Professor Kimberly Gudzune, who lead the research, said: Bonding and empathy are essential to the patient-physician relationship. When physicians express more empathy….patients are more likely to adhere to medical recommendations and respond to behaviour-change counselling, all vital elements in helping overweight and obese patients lose weight and improve health. She added: Without that rapport, you could be cheating the patients who need that engagement the most. The team studied recordings of conversations between doctors and patients who had gone to see them suffering from high blood pressure.
They looked at personal details of the patients, the diagnosis, and the treatment given in that meeting, and analysed the language used by the doctor during the appointment.
Doctors spent just as long with fat patients as thin ones and gave the same level of advice and treatment, so they were no less professional in a strictly medical sense.
However, their language when dealing with overweight patients contained far less emotive phrases and showed less concern for their general well being, said the researchers.
For instance, when they were being empathetic, a physician would say something like: I can see how frustrated you are by your slow progress, anyone would be.
In contrast, a lack of empathy would include little emotional language and a far more clinical approach to the advice dished out.

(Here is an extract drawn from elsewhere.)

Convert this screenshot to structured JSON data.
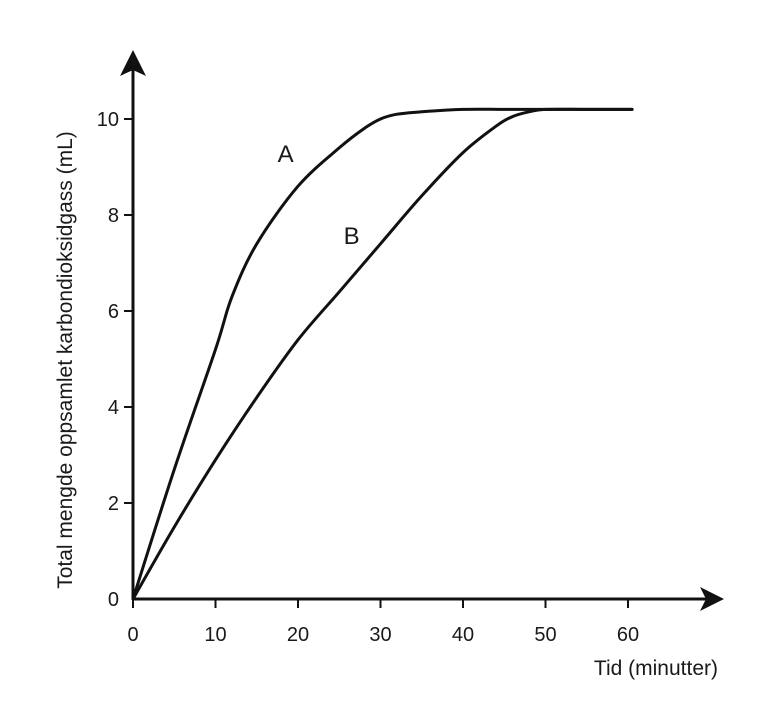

Professor Gudzune said: Obese patients may be particularly vulnerable to poorer physician-patient communications.
Studies show that physicians may hold negative attitudes toward these patients. Some physicians have less respect for their obese patients, which may come across during patient encounters. I hear from patients all the time about how they resent feeling judged negatively because of their weight.
Yes, doctors need to be medical advisors, but they also have the opportunity to be advocates to support their patients through changes in their lives.